Prison contracts eased the financial burdens in the 1930s, and in 1936, brother Richard retired. Military contracts kept Stewart busy in the 1940s. Near bankruptcy by the mid-1950s, John Hunnicutt served as president. After retiring in 1964, Hunnicutt was replaced by Joseph Milburn. In the mid-1960s, Stewart was acquired by Pott Industries (St. Louis) and merged with Decatur Iron and Steel. After Milburn purchased Stewart's fence division from Pott Industries, he moved the company in 1983 to Erlanger, Kentucky. With the Erlanger plant reaching capacity by 1987, Milburn moved the operations to the Covington plant's 60000 sqft building. Milburn's sons and Mark Rottinghaus owned Stewart Iron Works for over a decade. It is still in business today.

==Manufactured products==
The Stewart Iron Fence Company's manufactured range of products, made to order on the basis of quotations submitted by the company, were: "Iron Fence and Entrance Gates, Iron Reservoir Vases, Iron and Wire setters, Stable fittings, Lamps, Grills, Office Partitions, Window Guards, general Ornamental Iron Works, Jail and Prison security Iron Works and Steel Grills". Quality of the products was ensured with the latest technological innovations in machinery and the specifications of the highest quality of materials used for manufacture of the products.
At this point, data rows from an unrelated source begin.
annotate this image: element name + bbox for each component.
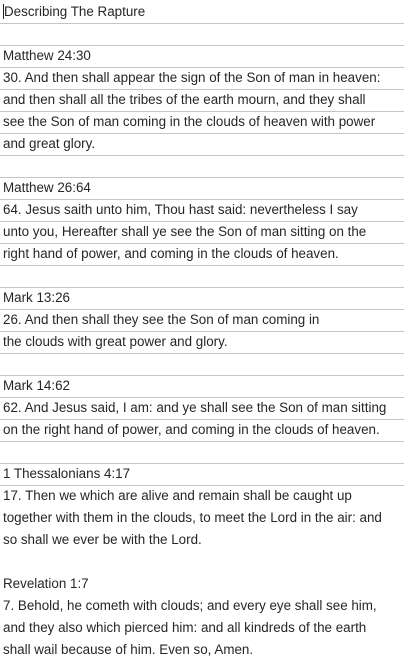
passage-reference: Matthew 26:64 <box>3 180 91 195</box>
passage-text-line: on the right hand of power, and coming in the clouds of heaven. <box>3 422 380 437</box>
passage-text-line: and then shall all the tribes of the earth mourn, and they shall <box>3 92 366 107</box>
passage-reference: Revelation 1:7 <box>3 576 89 591</box>
passage-text-line: the clouds with great power and glory. <box>3 334 228 349</box>
passage-text-line: 30. And then shall appear the sign of the Son of man in heaven: <box>3 70 381 85</box>
blank-line <box>3 354 400 376</box>
blank-line <box>3 552 400 574</box>
blank-line <box>3 24 400 46</box>
passage-text-line: 26. And then shall they see the Son of man coming in <box>3 312 320 327</box>
passage-reference: Matthew 24:30 <box>3 48 91 63</box>
passage-reference: 1 Thessalonians 4:17 <box>3 466 131 481</box>
passage-text-line: and great glory. <box>3 136 96 151</box>
passage-text-line: so shall we ever be with the Lord. <box>3 532 202 547</box>
note-content[interactable] <box>3 2 400 662</box>
passage-reference: Mark 13:26 <box>3 290 70 305</box>
passage-text-line: 7. Behold, he cometh with clouds; and every eye shall see him, <box>3 598 377 613</box>
passage-text-line: right hand of power, and coming in the clouds of heaven. <box>3 246 339 261</box>
passage-text-line: and they also which pierced him: and all kindreds of the earth <box>3 620 367 635</box>
passage-reference: Mark 14:62 <box>3 378 70 393</box>
blank-line <box>3 156 400 178</box>
passage-text-line: together with them in the clouds, to meet the Lord in the air: and <box>3 510 382 525</box>
passage-text-line: shall wail because of him. Even so, Amen. <box>3 642 254 657</box>
blank-line <box>3 266 400 288</box>
passage-text-line: unto you, Hereafter shall ye see the Son of man sitting on the <box>3 224 367 239</box>
passage-text-line: 64. Jesus saith unto him, Thou hast said: nevertheless I say <box>3 202 358 217</box>
document-title: Describing The Rapture <box>4 4 146 19</box>
passage-text-line: 62. And Jesus said, I am: and ye shall see the Son of man sitting <box>3 400 387 415</box>
passage-text-line: 17. Then we which are alive and remain shall be caught up <box>3 488 352 503</box>
passage-text-line: see the Son of man coming in the clouds of heaven with power <box>3 114 376 129</box>
blank-line <box>3 442 400 464</box>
Skilled workmen and quality control staff were maintained to ensure a quality product.

The steel components involved in the manufacture of fences were: stand posts at the end of each line, base plates for the foundation, brazing for stability, adjustable central supports in each long panel and components for connectivity. A coat of special graphite paint was mandatory; however, the color of paint could be changed to suit the client's choice. The fences could also be galvanized to special order. The adjustable features which provided the stability to the fence were a specialty of Stewart's. "Three Ribbed Steel Channel Fence Rail" was patented manufacture of Stewart's.

A recent manufacturing venture of the company is the Scioto Mile which was installed as a notable landmark in the river front of downtown Columbus, Ohio. The special feature of this project is the "blossom" fountain system which has 96 individual stainless tubes fitted over an oval shaped base plate. The tubes were fitted with nozzles to make up the fountains. The project as a whole was scheduled to mark the city's bicentennial celebration in 2012.

In 2019, Cincinnati, Ohio based Huseman Group acquired Stewart Iron Works. The company focus remains in the wrought iron and architectural metal industry. It continues to build handmade American products for landmarks, residences, parks, and attractions across the United States.